Ironwood’s Design and Purpose
Ironwood achieves its capabilities through major improvements in both performance levels and architectural design advancements. Ironwood represents a considerable improvement in throughput performance and has been specifically built for operation in expansive liquid-cooled clustered environments when compared to previous TPU models. Clusters with up to 9,216 individual chips connect via an advanced Inter-Chip Interconnect (ICI) to enable efficient high-speed communication and data transfer. The scalable architecture enables Google’s research and development teams and external Google Cloud developers to utilize systems that vary from servers with 256 chips up to complete clusters with 9,216 chips.
Google’s Vision for AI
Google believes Ironwood’s advanced speed and power efficiency, combined with its larger memory capacity, will make a substantial impact on the AI ecosystem while enabling major advancements. Ironwood supplies a strong computational base to support advanced AI models, which will promote discoveries across multiple disciplines such as natural language processing and machine learning, as well as agentic AI development. The upcoming AI generation will function proactively by independently collecting data and analyzing information to take user-directed actions with limited guidance. Ironwood acts as a critical partner for Google while it pushes forward with AI advancements.
The Driving Force Behind Ironwood
Through the Ironwood project, Google manifests its belief that the synergy between cutting-edge AI models and specialized infrastructure is essential. Google describes Ironwood as an essential element of their strategy to boost inference speeds while extending AI model context windows and fully unleashing the capabilities of “agentic AI.” Google describes its new paradigm as the “age of inference,” where AI systems will take proactive actions to benefit users.
Ironwood’s Technical Specifications
The core specifications demonstrate Ironwood’s impressive computational capabilities. The peak inference computing performance of a fully configured Ironwood pod reaches 42.5 Exaflops.

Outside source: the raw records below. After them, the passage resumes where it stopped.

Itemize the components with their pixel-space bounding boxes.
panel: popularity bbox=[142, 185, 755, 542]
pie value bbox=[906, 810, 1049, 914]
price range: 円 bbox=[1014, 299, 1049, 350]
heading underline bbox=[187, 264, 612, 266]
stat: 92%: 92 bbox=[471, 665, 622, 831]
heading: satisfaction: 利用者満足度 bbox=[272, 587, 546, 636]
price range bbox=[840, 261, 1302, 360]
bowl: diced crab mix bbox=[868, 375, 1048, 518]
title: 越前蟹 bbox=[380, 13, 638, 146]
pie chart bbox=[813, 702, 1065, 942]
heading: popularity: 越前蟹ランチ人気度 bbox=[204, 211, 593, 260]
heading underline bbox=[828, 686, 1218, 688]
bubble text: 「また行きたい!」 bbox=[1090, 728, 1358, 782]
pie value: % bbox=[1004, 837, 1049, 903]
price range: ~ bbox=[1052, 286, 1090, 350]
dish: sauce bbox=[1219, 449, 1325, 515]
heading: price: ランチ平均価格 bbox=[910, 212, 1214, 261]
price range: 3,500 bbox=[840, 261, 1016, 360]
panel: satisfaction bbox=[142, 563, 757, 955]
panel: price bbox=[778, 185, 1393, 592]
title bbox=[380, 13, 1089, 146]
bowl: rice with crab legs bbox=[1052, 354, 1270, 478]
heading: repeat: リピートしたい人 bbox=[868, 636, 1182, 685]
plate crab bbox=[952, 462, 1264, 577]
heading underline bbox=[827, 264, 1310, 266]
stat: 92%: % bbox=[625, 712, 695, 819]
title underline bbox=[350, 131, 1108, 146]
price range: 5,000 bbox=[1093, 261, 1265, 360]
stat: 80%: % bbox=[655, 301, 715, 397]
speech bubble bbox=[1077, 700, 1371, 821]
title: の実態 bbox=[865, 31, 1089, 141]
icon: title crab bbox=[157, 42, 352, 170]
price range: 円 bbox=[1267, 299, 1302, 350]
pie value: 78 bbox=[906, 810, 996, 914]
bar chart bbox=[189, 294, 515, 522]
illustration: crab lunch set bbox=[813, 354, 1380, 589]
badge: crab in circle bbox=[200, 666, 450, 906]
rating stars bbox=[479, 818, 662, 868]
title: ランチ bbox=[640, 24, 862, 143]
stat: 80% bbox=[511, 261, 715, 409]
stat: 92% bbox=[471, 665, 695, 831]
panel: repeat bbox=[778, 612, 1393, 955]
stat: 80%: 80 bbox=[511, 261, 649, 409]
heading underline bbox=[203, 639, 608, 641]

The peak throughput performance of each Ironwood chip stands at 4,614 TFLOPs which marks a significant advancement from earlier TPU models. Ironwood provides enhanced processing capabilities through its significantly advanced memory architecture. The new Ironwood chip features 192GB of high-bandwidth memory which represents a sixfold growth from the Trillium TPU. The memory bandwidth now stands at 7.2 Tbps which reflects a 4.5 times enhancement.
Benchmarking Ironwood
Google has published benchmarks that use FP8 precision as the primary indicator for measuring Ironwood’s performance. The company asserts that Ironwood “pods” deliver a 24-fold speed advantage over similar components of top supercomputers, yet this statement requires careful interpretation. Google recognizes that not all supercomputing systems support FP8 precision natively, which affects comparative assessments. The text does not present direct performance comparisons between Ironwood and Google’s TPU v6 (Trillium). According to Google, Ironwood delivers double the performance per watt compared to Trillium, which shows improved energy efficiency. The TPU v5p was succeeded by Ironwood, according to a Google spokesperson, while Trillium came after the TPU v5e. The top FP8 computing power of Trillium reached roughly 918 TFLOPS.